To further explore the effect of other metal ions (K+, Na+, Ca2+, Zn2+, Mg2+, Cu2+, Al3+, Pb2+, Ni2+, Co2+, Cd2+, Ag+) on the fluorescence characteristics of the hydrogel, the fluorescence emission spectrum of the hydrogel was tested (Fig 4c). It was found that most metal ions had little interference on the hydrogel and did not quench the fluorescence like iron and mercury ions. It was demonstrated that the hydrogel could recognize Fe3+ ions and Hg2+ ions specifically. The optimal experimental conditions were used to determine whether Fe3+ ions and Hg2+ ions could effectively quench the fluorescence of the hydrogel, and the linear response range and limit of detection (LOD) were detected. According to the Stern-Volmer equation: I0/I = 1+KSV[Q]. Where I and I0 were respectively the fluorescence intensity of hydrogel with or without Fe3+ ions. Q was the Fe3+ ion concentration, and KSV is the constant of Stern-Volmer equation33. The fluorescence intensity at 475nm decreased with the increase of Fe3+ ions concentration (0-1.25mM). There was a good linear relationship between fluorescence intensity and Fe3+ ions concentration (R2=0.957). The LOD of Fe3+ was calculated and verified to be 0.94 μm (Fig 4a). The fluorescence intensity at 475nm decreased with the increase of Hg2+ ions concentration (0-1.5mM). There was a good linear relationship between fluorescence intensity and Hg2+ ions concentration (R2=0.987). The LOD of Hg2+ ions was calculated and verified to be 0.19 μm (Fig 4b). Compared with the national standard detection, the hydrogel had strong fluorescence activity and could well identify Fe3+ ions and Hg2+ ions.
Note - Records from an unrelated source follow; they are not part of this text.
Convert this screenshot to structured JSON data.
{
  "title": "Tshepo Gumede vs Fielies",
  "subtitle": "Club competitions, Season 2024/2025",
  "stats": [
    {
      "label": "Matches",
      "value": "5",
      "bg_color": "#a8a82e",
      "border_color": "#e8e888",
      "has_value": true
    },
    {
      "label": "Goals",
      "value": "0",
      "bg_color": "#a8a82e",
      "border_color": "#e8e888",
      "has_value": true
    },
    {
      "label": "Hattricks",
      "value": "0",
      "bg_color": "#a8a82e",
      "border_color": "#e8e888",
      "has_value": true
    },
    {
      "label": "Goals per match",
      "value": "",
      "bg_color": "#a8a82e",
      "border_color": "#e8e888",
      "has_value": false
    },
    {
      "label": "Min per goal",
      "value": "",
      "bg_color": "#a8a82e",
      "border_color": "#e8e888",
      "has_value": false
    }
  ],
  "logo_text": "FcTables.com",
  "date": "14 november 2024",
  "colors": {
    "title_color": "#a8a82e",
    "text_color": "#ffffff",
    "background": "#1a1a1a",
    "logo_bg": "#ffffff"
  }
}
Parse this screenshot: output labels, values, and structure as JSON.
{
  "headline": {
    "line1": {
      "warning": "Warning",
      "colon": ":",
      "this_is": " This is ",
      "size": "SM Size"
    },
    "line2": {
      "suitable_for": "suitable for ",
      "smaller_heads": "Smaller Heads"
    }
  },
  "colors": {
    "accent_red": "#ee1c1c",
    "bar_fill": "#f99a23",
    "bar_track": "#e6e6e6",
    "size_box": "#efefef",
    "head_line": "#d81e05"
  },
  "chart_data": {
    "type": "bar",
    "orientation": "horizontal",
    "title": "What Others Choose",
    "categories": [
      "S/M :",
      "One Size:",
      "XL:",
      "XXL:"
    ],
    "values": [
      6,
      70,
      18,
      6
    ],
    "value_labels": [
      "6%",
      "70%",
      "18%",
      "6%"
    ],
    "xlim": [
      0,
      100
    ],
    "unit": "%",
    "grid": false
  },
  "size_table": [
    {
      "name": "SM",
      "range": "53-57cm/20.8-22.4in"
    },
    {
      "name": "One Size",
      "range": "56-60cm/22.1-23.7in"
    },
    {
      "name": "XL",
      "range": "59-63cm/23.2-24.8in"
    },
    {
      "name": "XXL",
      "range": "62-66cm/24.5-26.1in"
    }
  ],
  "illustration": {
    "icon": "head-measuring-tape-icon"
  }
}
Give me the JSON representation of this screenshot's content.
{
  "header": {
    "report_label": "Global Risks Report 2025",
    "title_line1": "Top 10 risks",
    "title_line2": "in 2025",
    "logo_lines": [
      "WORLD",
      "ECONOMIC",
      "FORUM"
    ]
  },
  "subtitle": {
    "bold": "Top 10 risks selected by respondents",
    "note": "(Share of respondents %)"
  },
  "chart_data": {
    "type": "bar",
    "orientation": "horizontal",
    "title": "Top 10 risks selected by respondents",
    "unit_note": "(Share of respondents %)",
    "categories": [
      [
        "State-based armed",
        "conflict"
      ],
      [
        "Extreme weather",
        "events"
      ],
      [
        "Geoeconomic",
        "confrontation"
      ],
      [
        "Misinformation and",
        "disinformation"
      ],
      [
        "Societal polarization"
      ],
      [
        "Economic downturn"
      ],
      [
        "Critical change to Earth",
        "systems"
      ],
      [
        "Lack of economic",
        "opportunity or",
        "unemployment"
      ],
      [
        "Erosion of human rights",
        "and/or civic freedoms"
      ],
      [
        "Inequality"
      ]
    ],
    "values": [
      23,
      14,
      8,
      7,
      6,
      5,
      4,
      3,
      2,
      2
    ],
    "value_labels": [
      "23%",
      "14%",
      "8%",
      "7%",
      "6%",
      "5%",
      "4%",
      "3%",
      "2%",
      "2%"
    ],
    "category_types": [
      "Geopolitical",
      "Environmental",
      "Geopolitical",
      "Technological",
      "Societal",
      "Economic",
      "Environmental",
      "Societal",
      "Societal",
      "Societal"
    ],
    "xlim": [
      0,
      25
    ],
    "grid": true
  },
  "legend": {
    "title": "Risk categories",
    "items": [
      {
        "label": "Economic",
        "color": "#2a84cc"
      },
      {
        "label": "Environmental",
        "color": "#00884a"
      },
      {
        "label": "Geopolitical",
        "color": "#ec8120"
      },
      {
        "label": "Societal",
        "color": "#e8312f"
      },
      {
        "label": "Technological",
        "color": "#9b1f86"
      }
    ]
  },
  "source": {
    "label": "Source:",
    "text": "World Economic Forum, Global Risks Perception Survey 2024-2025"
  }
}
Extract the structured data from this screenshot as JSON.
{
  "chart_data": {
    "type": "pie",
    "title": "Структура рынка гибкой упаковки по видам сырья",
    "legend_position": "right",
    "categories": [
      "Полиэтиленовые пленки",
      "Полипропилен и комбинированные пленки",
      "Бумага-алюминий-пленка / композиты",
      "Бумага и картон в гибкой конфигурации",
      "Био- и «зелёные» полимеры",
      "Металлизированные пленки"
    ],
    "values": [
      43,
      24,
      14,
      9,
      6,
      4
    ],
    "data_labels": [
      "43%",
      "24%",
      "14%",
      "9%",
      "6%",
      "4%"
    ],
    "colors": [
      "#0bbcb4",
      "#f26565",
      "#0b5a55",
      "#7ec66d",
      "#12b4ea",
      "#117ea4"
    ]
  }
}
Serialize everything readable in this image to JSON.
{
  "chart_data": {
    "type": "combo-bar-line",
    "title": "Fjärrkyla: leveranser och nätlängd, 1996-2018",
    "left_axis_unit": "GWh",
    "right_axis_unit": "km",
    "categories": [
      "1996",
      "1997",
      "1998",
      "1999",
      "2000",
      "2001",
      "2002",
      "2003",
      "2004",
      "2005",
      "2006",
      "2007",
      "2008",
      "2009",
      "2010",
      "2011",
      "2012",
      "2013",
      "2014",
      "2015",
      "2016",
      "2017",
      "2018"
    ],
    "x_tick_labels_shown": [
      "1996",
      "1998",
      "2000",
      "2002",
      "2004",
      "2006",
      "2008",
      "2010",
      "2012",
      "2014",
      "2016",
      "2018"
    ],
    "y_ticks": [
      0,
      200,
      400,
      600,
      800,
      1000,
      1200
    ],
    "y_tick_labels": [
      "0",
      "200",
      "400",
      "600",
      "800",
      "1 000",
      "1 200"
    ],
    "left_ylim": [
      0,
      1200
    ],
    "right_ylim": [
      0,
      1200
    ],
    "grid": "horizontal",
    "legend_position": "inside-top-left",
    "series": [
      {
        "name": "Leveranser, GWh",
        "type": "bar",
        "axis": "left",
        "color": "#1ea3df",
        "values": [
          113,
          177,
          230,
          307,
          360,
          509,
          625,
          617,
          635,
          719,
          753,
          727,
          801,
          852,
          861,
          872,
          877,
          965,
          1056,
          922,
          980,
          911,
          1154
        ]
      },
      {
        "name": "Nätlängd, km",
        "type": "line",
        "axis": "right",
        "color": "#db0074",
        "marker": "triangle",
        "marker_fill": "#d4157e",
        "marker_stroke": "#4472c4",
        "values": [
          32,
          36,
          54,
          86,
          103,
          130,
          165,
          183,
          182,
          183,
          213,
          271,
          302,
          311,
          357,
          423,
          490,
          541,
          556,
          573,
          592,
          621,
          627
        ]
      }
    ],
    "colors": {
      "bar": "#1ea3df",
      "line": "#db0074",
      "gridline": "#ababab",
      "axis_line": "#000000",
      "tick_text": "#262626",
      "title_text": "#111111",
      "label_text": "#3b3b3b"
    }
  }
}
The UV-vis absorption spectrum of Hg2+ or Fe3+ ions has overlap with excitation spectrum of hydrogel, as shown in Fig. 4d. The results indicate that the energy is competed with Hg2+ or Fe3+ ions, and the luminescence of hydrogel center is quenched. These results indicated that hydrogel containing cucurbit[6]uril-carbon dots had potential application value in the detection of metal ions.